Le Parquet national financier (PNF) a ouvert en 2024 une enquête préliminaire visant Édouard Philippe, maire du Havre et ancien Premier ministre, pour conflit d'intérêts illégal, favoritisme, détournement de fonds publics et harcèlement moral. L'enquête fait suite à une plainte déposée en septembre 2023 par une ancienne directrice générale adjointe de la communauté urbaine du Havre, agissant en lanceuse d'alerte.
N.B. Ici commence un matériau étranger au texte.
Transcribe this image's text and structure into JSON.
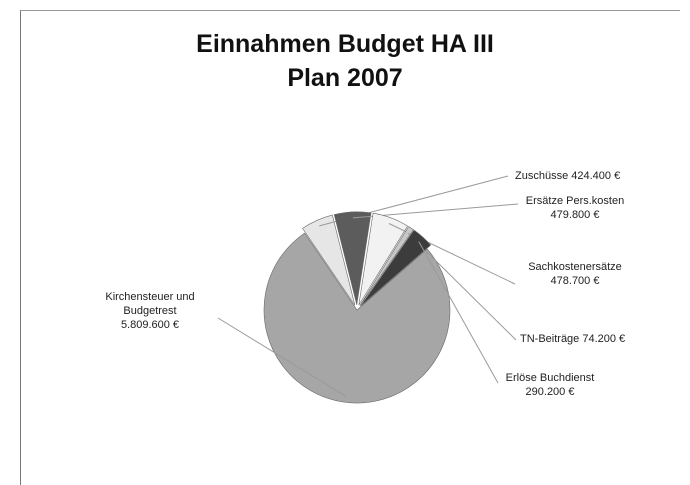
{
  "chart_data": {
    "type": "pie",
    "title": "Einnahmen Budget HA III",
    "subtitle": "Plan 2007",
    "slices": [
      {
        "label_lines": [
          "Kirchensteuer und",
          "Budgetrest",
          "5.809.600 €"
        ],
        "value": 5809600,
        "color": "#a6a6a6"
      },
      {
        "label_lines": [
          "Zuschüsse 424.400 €"
        ],
        "value": 424400,
        "color": "#e6e6e6"
      },
      {
        "label_lines": [
          "Ersätze Pers.kosten",
          "479.800 €"
        ],
        "value": 479800,
        "color": "#5c5c5c"
      },
      {
        "label_lines": [
          "Sachkostenersätze",
          "478.700 €"
        ],
        "value": 478700,
        "color": "#f2f2f2"
      },
      {
        "label_lines": [
          "TN-Beiträge 74.200 €"
        ],
        "value": 74200,
        "color": "#c8c8c8"
      },
      {
        "label_lines": [
          "Erlöse Buchdienst",
          "290.200 €"
        ],
        "value": 290200,
        "color": "#3c3c3c"
      }
    ]
  }
}
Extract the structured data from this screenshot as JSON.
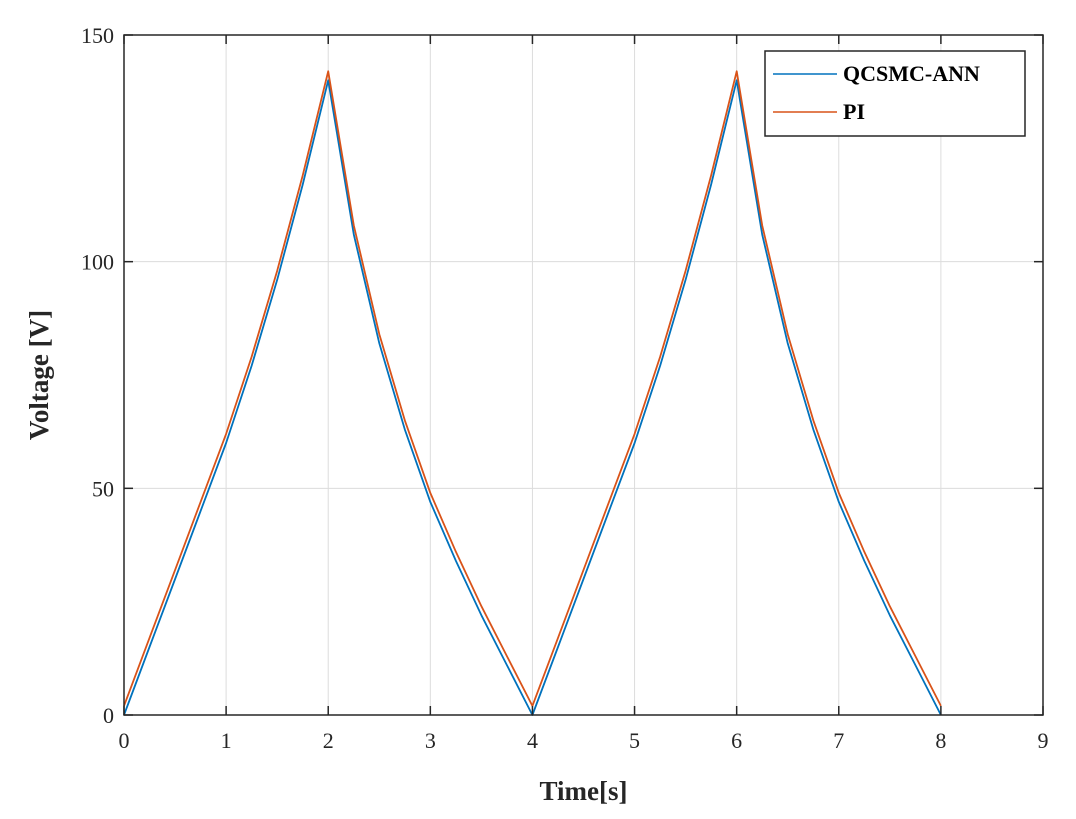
{
  "chart_data": {
    "type": "line",
    "xlabel": "Time[s]",
    "ylabel": "Voltage [V]",
    "xlim": [
      0,
      9
    ],
    "ylim": [
      0,
      150
    ],
    "xticks": [
      0,
      1,
      2,
      3,
      4,
      5,
      6,
      7,
      8,
      9
    ],
    "yticks": [
      0,
      50,
      100,
      150
    ],
    "x_tick_labels": [
      "0",
      "1",
      "2",
      "3",
      "4",
      "5",
      "6",
      "7",
      "8",
      "9"
    ],
    "y_tick_labels": [
      "0",
      "50",
      "100",
      "150"
    ],
    "grid": true,
    "legend_position": "top-right",
    "series": [
      {
        "name": "QCSMC-ANN",
        "color": "#0072BD",
        "x": [
          0,
          0.25,
          0.5,
          0.75,
          1.0,
          1.25,
          1.5,
          1.75,
          2.0,
          2.25,
          2.5,
          2.75,
          3.0,
          3.25,
          3.5,
          3.75,
          4.0,
          4.25,
          4.5,
          4.75,
          5.0,
          5.25,
          5.5,
          5.75,
          6.0,
          6.25,
          6.5,
          6.75,
          7.0,
          7.25,
          7.5,
          7.75,
          8.0
        ],
        "y": [
          0,
          15,
          30,
          45,
          60,
          77,
          96,
          117,
          140,
          106,
          82,
          63,
          47,
          34,
          22,
          11,
          0,
          15,
          30,
          45,
          60,
          77,
          96,
          117,
          140,
          106,
          82,
          63,
          47,
          34,
          22,
          11,
          0
        ]
      },
      {
        "name": "PI",
        "color": "#D95319",
        "x": [
          0,
          0.25,
          0.5,
          0.75,
          1.0,
          1.25,
          1.5,
          1.75,
          2.0,
          2.25,
          2.5,
          2.75,
          3.0,
          3.25,
          3.5,
          3.75,
          4.0,
          4.25,
          4.5,
          4.75,
          5.0,
          5.25,
          5.5,
          5.75,
          6.0,
          6.25,
          6.5,
          6.75,
          7.0,
          7.25,
          7.5,
          7.75,
          8.0
        ],
        "y": [
          2,
          17,
          32,
          47,
          62,
          79,
          98,
          119,
          142,
          108,
          84,
          65,
          49,
          36,
          24,
          13,
          2,
          17,
          32,
          47,
          62,
          79,
          98,
          119,
          142,
          108,
          84,
          65,
          49,
          36,
          24,
          13,
          2
        ]
      }
    ]
  }
}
Les soupçons portent sur une convention pluriannuelle d'objectifs signée en juillet 2020 entre Édouard Philippe et Stéphanie de Bazelaire pour l'animation du « Le Havre Digital City », ainsi que sur les subventions publiques accordées à l'école 42 du Havre, propriété de Xavier Niel (2,154 millions d'euros pour l'association LH French Tech, seule candidate à l'appel à manifestation d'intérêt). Des perquisitions ont eu lieu à la mairie du Havre en avril 2024. En juin 2025, la lanceuse d'alerte s'est constituée partie civile auprès du doyen des juges d'instruction. À la suite des réquisitions du PNF du 7 mai 2026, une information judiciaire a été ouverte : un juge d'instruction enquête depuis le 19 mai 2026 sur les chefs de détournement de fonds publics, favoritisme, prise illégale d'intérêts et concussion. L'adjointe Stéphanie de Bazelaire et la directrice générale des services Claire-Sophie Tasias sont également visées. Aucune mise en examen n'est intervenue à ce stade ; Édouard Philippe conteste les accusations et affiche sa « sérénité ».